Hi.
And welcome to the wonderful world of digital signal processing! :-)
weilings wrote:
When I connect 'sine wave' module directly to the 'scope'module and all the parameters were set as the follow picture ,why the scope shows that the wave's envelope is a sine wave ,not the wave itself is a sine wave?
Short answer: it's wave itself (not envelope). And it's perfect digital sine wave (in sense of Nyquist–Shannon sampling theorem). Set Sample Time of 'Sine Wave' block equal to 2*pi / 100 (for example). Does it look better?
The issue is connected with Sample Time for this particular case.
Sample time of 'Sine Wave' block (i.e., time period of sampling values of sine function) is zero.

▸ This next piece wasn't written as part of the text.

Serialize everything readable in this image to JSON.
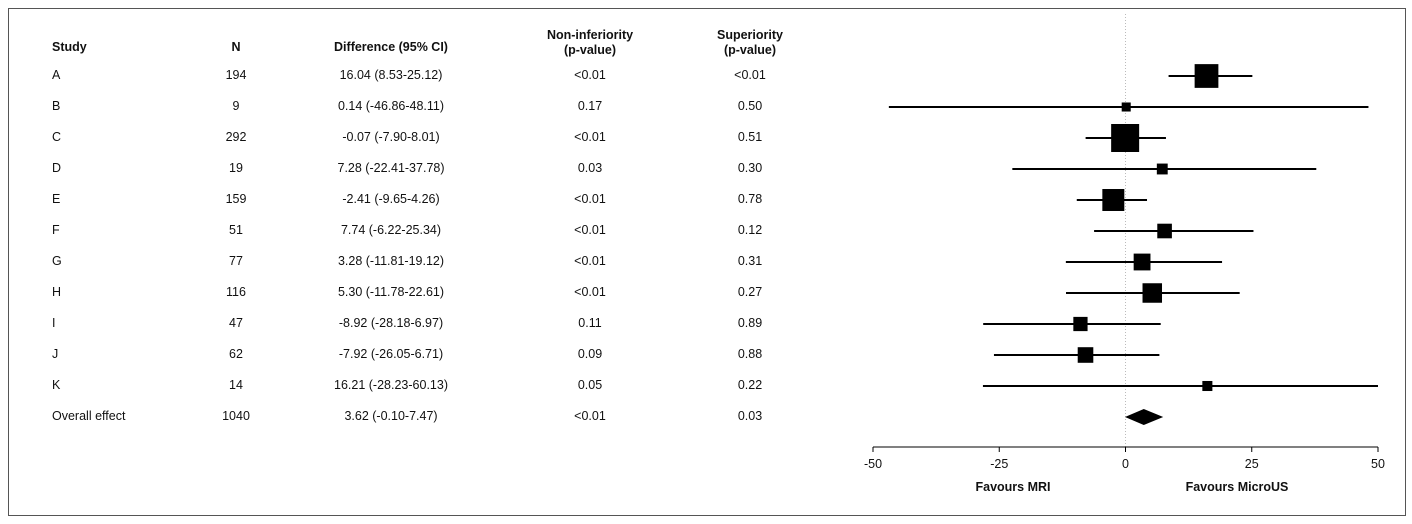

It means that Simulink will try to guess (or propagate from other blocks) proper sample time for your model. But there are no clues. Except one: frequency of Sine Wave.
Have a look at Scope waveform. Sample time is time between two peaks of "amplitude modulated triangles" (as we see it; but actually it's sine) in that case.
Question: how to choose proper sample time in order to be able to represent analog sine wave (which has frequency W rad/sec) by discrete samples? Answer is given by Nyquist–Shannon sampling theorem.
Short and simple answer (not considering non-baseband sampling) is following:
W / (2*pi) < fs/2,
fs=1/ts - sampling frequency in Hz,
ts - sample time:
ts < pi / W.
If we have sine wave with frequency W rad/sec and would like to sample it with N samples per period, then we should choose sample time using following equation:
ts = 2*pi / (W * N).
If N>2, then we can perfectly reconstruct (in theory) analog sine wave from its discrete samples.
Well, try to play with different ts settings using this equation and get the idea. In your case frequency W = 1 rad/sec, so you can choose different number of samples N per sine period. But remember, that in theory even N=3 is enough to represent sine wave (though it looks strange).
Hope, this explanation will help you to understand sampling process...
Best Regards,
Vitaly.